Within the first 10 days after slaughter, beef undergoes enzymatic changes which cause muscles to become more tender due to protein breakdown. The time between slaughter and the sale of beef to the consumer in a retail store may be as short as four days. Thus, not all beef ages long enough for optimum development of tenderness through the proteoivtic action of natural enzymes. Additional tenderness and flavor development can be induced through controlled natural aging methods.  In natural aging, beef is held for two to four weeks at temperatures of 34° F to 38° F. Humidity is kept at about 70 percent to keep the exposed meat surfaces dry. Humidity at this level causes moisture evaporation, resulting in weight loss- a factor which increases the price-per-pound of aged beef. If a higher humidity level is used, evaporative losses are kept to a minimum, but there is greater weight loss from the trimming that must be done to remove surface spoilage.  There is little or no moisture loss or spoilage when meat is aged in vacuum bags.

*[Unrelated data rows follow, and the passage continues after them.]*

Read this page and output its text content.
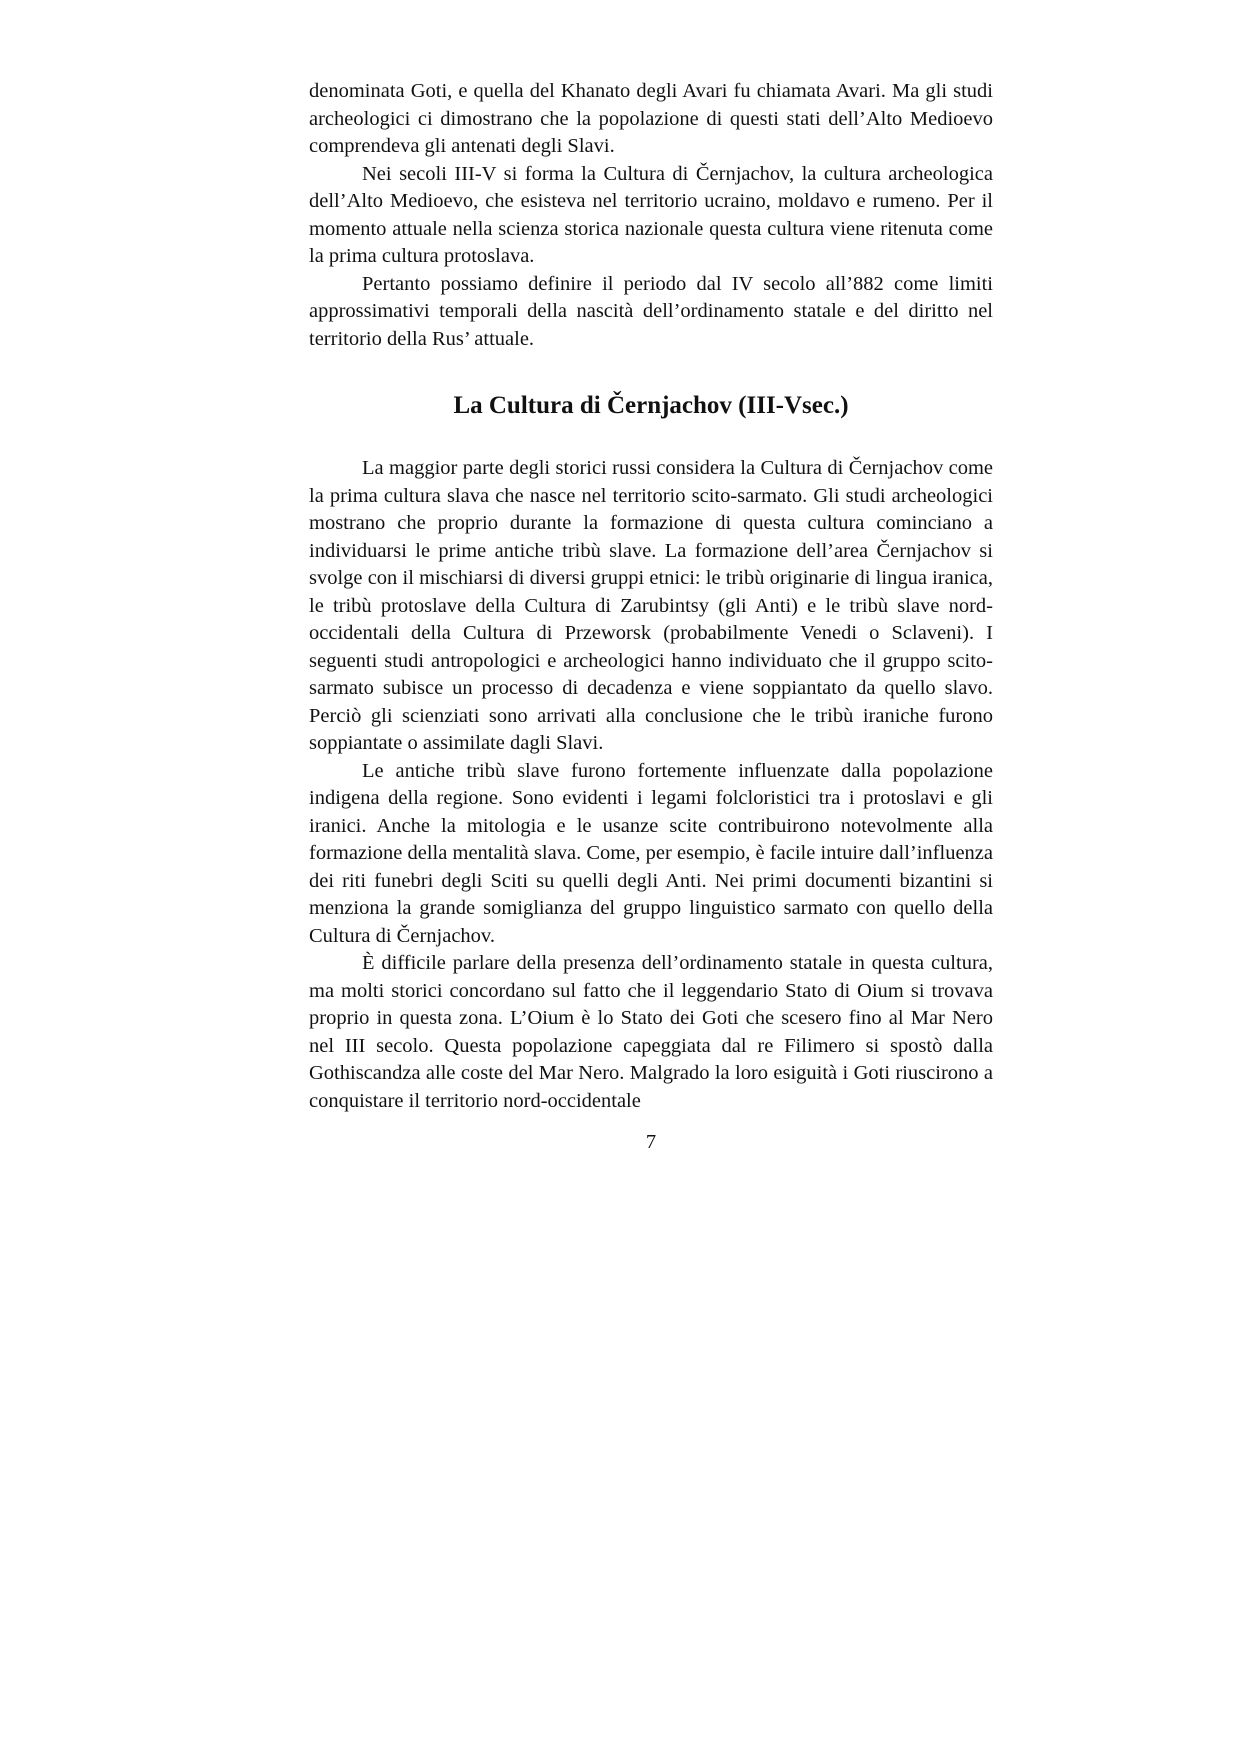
denominata Goti, e quella del Khanato degli Avari fu chiamata Avari. Ma gli studi archeologici ci dimostrano che la popolazione di questi stati dell’Alto Medioevo comprendeva gli antenati degli Slavi.

Nei secoli III-V si forma la Cultura di Černjachov, la cultura archeologica dell’Alto Medioevo, che esisteva nel territorio ucraino, moldavo e rumeno. Per il momento attuale nella scienza storica nazionale questa cultura viene ritenuta come la prima cultura protoslava.

Pertanto possiamo definire il periodo dal IV secolo all’882 come limiti approssimativi temporali della nascità dell’ordinamento statale e del diritto nel territorio della Rus’ attuale.

La Cultura di Černjachov (III-Vsec.)

La maggior parte degli storici russi considera la Cultura di Černjachov come la prima cultura slava che nasce nel territorio scito-sarmato. Gli studi archeologici mostrano che proprio durante la formazione di questa cultura cominciano a individuarsi le prime antiche tribù slave. La formazione dell’area Černjachov si svolge con il mischiarsi di diversi gruppi etnici: le tribù originarie di lingua iranica, le tribù protoslave della Cultura di Zarubintsy (gli Anti) e le tribù slave nord-occidentali della Cultura di Przeworsk (probabilmente Venedi o Sclaveni). I seguenti studi antropologici e archeologici hanno individuato che il gruppo scito-sarmato subisce un processo di decadenza e viene soppiantato da quello slavo. Perciò gli scienziati sono arrivati alla conclusione che le tribù iraniche furono soppiantate o assimilate dagli Slavi.

Le antiche tribù slave furono fortemente influenzate dalla popolazione indigena della regione. Sono evidenti i legami folcloristici tra i protoslavi e gli iranici. Anche la mitologia e le usanze scite contribuirono notevolmente alla formazione della mentalità slava. Come, per esempio, è facile intuire dall’influenza dei riti funebri degli Sciti su quelli degli Anti. Nei primi documenti bizantini si menziona la grande somiglianza del gruppo linguistico sarmato con quello della Cultura di Černjachov.

È difficile parlare della presenza dell’ordinamento statale in questa cultura, ma molti storici concordano sul fatto che il leggendario Stato di Oium si trovava proprio in questa zona. L’Oium è lo Stato dei Goti che scesero fino al Mar Nero nel III secolo. Questa popolazione capeggiata dal re Filimero si spostò dalla Gothiscandza alle coste del Mar Nero. Malgrado la loro esiguità i Goti riuscirono a conquistare il territorio nord-occidentale

7
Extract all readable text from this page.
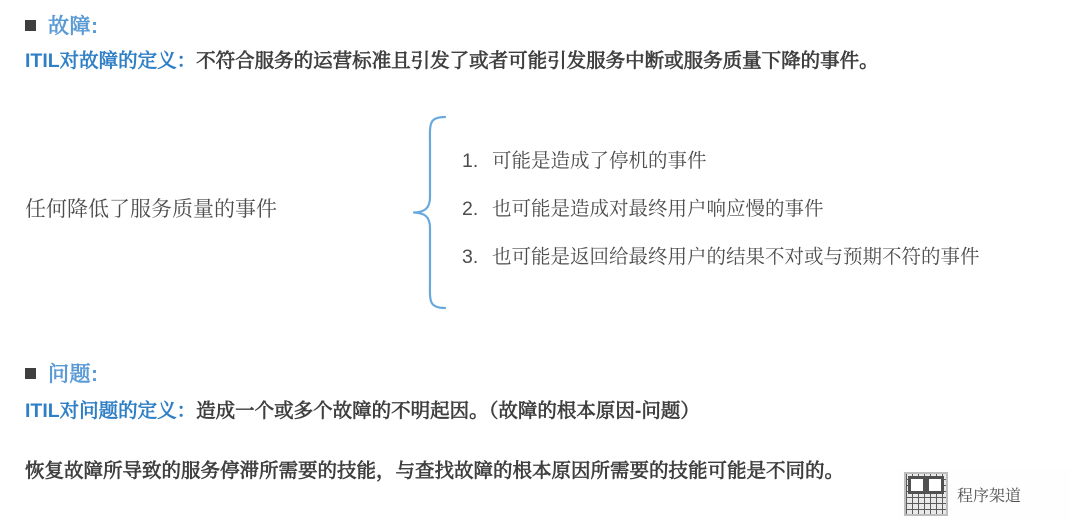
故障:
ITIL对故障的定义：不符合服务的运营标准且引发了或者可能引发服务中断或服务质量下降的事件。
任何降低了服务质量的事件
1. 可能是造成了停机的事件
2. 也可能是造成对最终用户响应慢的事件
3. 也可能是返回给最终用户的结果不对或与预期不符的事件
问题:
ITIL对问题的定义：造成一个或多个故障的不明起因。（故障的根本原因-问题）
恢复故障所导致的服务停滞所需要的技能，与查找故障的根本原因所需要的技能可能是不同的。
程序架道
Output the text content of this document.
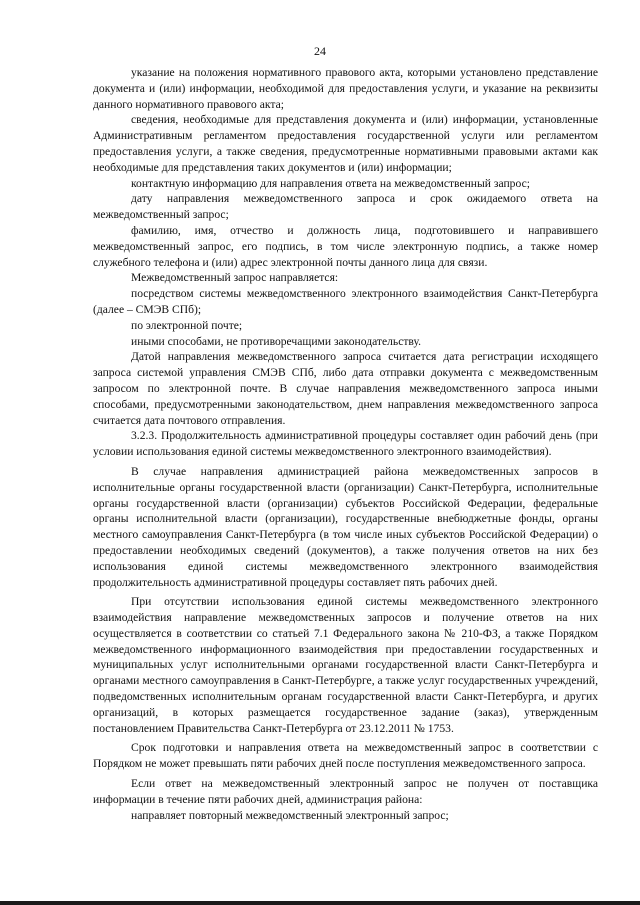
24

указание на положения нормативного правового акта, которыми установлено представление документа и (или) информации, необходимой для предоставления услуги, и указание на реквизиты данного нормативного правового акта;

сведения, необходимые для представления документа и (или) информации, установленные Административным регламентом предоставления государственной услуги или регламентом предоставления услуги, а также сведения, предусмотренные нормативными правовыми актами как необходимые для представления таких документов и (или) информации;

контактную информацию для направления ответа на межведомственный запрос;

дату направления межведомственного запроса и срок ожидаемого ответа на межведомственный запрос;

фамилию, имя, отчество и должность лица, подготовившего и направившего межведомственный запрос, его подпись, в том числе электронную подпись, а также номер служебного телефона и (или) адрес электронной почты данного лица для связи.

Межведомственный запрос направляется:

посредством системы межведомственного электронного взаимодействия Санкт-Петербурга (далее – СМЭВ СПб);

по электронной почте;

иными способами, не противоречащими законодательству.

Датой направления межведомственного запроса считается дата регистрации исходящего запроса системой управления СМЭВ СПб, либо дата отправки документа с межведомственным запросом по электронной почте. В случае направления межведомственного запроса иными способами, предусмотренными законодательством, днем направления межведомственного запроса считается дата почтового отправления.

3.2.3. Продолжительность административной процедуры составляет один рабочий день (при условии использования единой системы межведомственного электронного взаимодействия).

В случае направления администрацией района межведомственных запросов в исполнительные органы государственной власти (организации) Санкт-Петербурга, исполнительные органы государственной власти (организации) субъектов Российской Федерации, федеральные органы исполнительной власти (организации), государственные внебюджетные фонды, органы местного самоуправления Санкт-Петербурга (в том числе иных субъектов Российской Федерации) о предоставлении необходимых сведений (документов), а также получения ответов на них без использования единой системы межведомственного электронного взаимодействия продолжительность административной процедуры составляет пять рабочих дней.

При отсутствии использования единой системы межведомственного электронного взаимодействия направление межведомственных запросов и получение ответов на них осуществляется в соответствии со статьей 7.1 Федерального закона № 210-ФЗ, а также Порядком межведомственного информационного взаимодействия при предоставлении государственных и муниципальных услуг исполнительными органами государственной власти Санкт-Петербурга и органами местного самоуправления в Санкт-Петербурге, а также услуг государственных учреждений, подведомственных исполнительным органам государственной власти Санкт-Петербурга, и других организаций, в которых размещается государственное задание (заказ), утвержденным постановлением Правительства Санкт-Петербурга от 23.12.2011 № 1753.

Срок подготовки и направления ответа на межведомственный запрос в соответствии с Порядком не может превышать пяти рабочих дней после поступления межведомственного запроса.

Если ответ на межведомственный электронный запрос не получен от поставщика информации в течение пяти рабочих дней, администрация района:

направляет повторный межведомственный электронный запрос;
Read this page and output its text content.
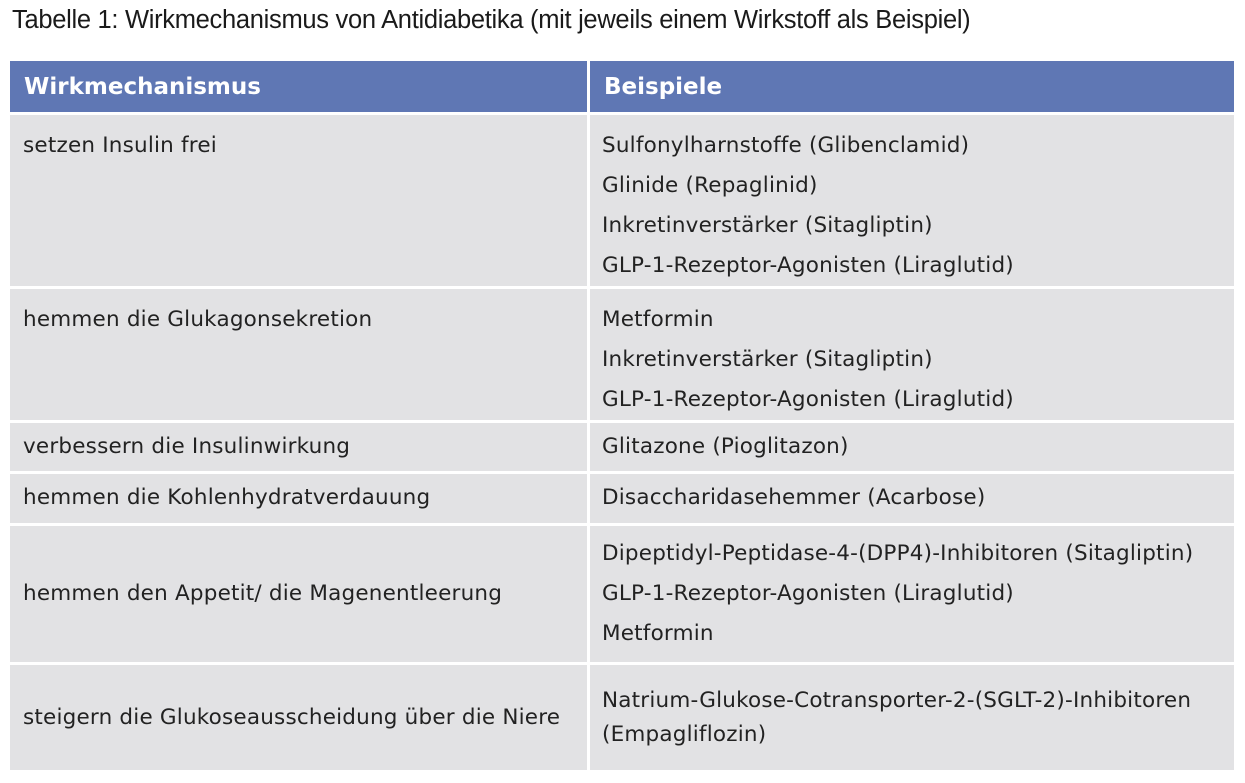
Tabelle 1: Wirkmechanismus von Antidiabetika (mit jeweils einem Wirkstoff als Beispiel)
Wirkmechanismus	Beispiele

setzen Insulin frei	Sulfonylharnstoffe (Glibenclamid)
Glinide (Repaglinid)
Inkretinverstärker (Sitagliptin)
GLP-1-Rezeptor-Agonisten (Liraglutid)

hemmen die Glukagonsekretion	Metformin
Inkretinverstärker (Sitagliptin)
GLP-1-Rezeptor-Agonisten (Liraglutid)

verbessern die Insulinwirkung	Glitazone (Pioglitazon)
hemmen die Kohlenhydratverdauung	Disaccharidasehemmer (Acarbose)

hemmen den Appetit/ die Magenentleerung	Dipeptidyl-Peptidase-4-(DPP4)-Inhibitoren (Sitagliptin)
GLP-1-Rezeptor-Agonisten (Liraglutid)
Metformin

steigern die Glukoseausscheidung über die Niere	Natrium-Glukose-Cotransporter-2-(SGLT-2)-Inhibitoren
(Empagliflozin)
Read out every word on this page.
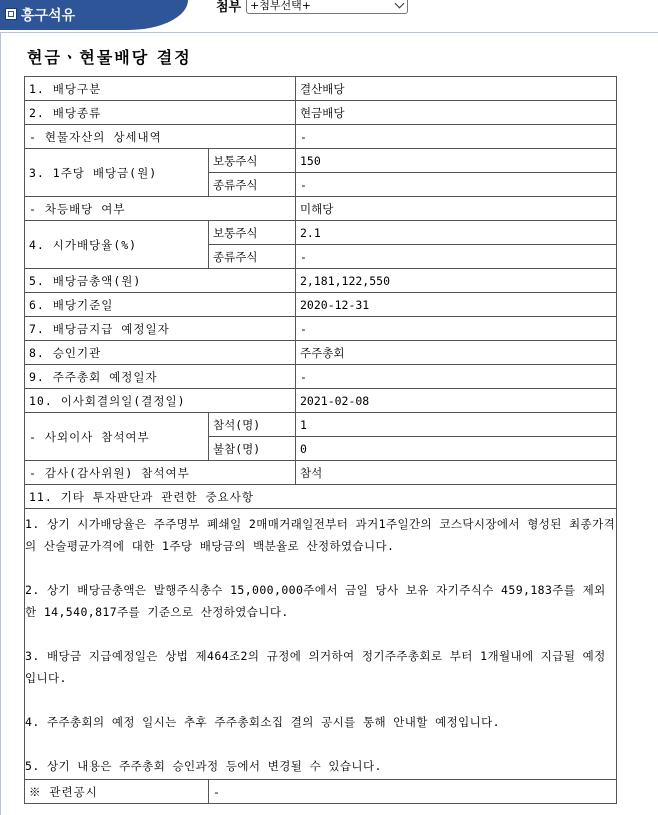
흥구석유
첨부 +첨부선택+
현금ㆍ현물배당 결정
1. 배당구분		결산배당
2. 배당종류		현금배당
- 현물자산의 상세내역		-
3. 1주당 배당금(원)	보통주식	150
	종류주식	-
- 차등배당 여부		미해당
4. 시가배당율(%)	보통주식	2.1
	종류주식	-
5. 배당금총액(원)		2,181,122,550
6. 배당기준일		2020-12-31
7. 배당금지급 예정일자		-
8. 승인기관		주주총회
9. 주주총회 예정일자		-
10. 이사회결의일(결정일)		2021-02-08
- 사외이사 참석여부	참석(명)	1
	불참(명)	0
- 감사(감사위원) 참석여부		참석
11. 기타 투자판단과 관련한 중요사항		

1. 상기 시가배당율은 주주명부 폐쇄일 2매매거래일전부터 과거1주일간의 코스닥시장에서 형성된 최종가격의 산술평균가격에 대한 1주당 배당금의 백분율로 산정하였습니다.

2. 상기 배당금총액은 발행주식총수 15,000,000주에서 금일 당사 보유 자기주식수 459,183주를 제외한 14,540,817주를 기준으로 산정하였습니다.

3. 배당금 지급예정일은 상법 제464조2의 규정에 의거하여 정기주주총회로 부터 1개월내에 지급될 예정입니다.

4. 주주총회의 예정 일시는 추후 주주총회소집 결의 공시를 통해 안내할 예정입니다.

5. 상기 내용은 주주총회 승인과정 등에서 변경될 수 있습니다.		

※ 관련공시	-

Pork and lamb are slaughtered at a young age, which results in inherently tender meat. Therefore, pork and lamb are usually not aged but are processed the day following slaughter. Also, pork fat is more unsaturated than beef or lamb fat and thus is more subject to development of rancid flavors unless promptly processed and packaged.  Aging requires strict control of temperature to control microbial growth, humidity and dehydration and are not recommended for consumers to use at home.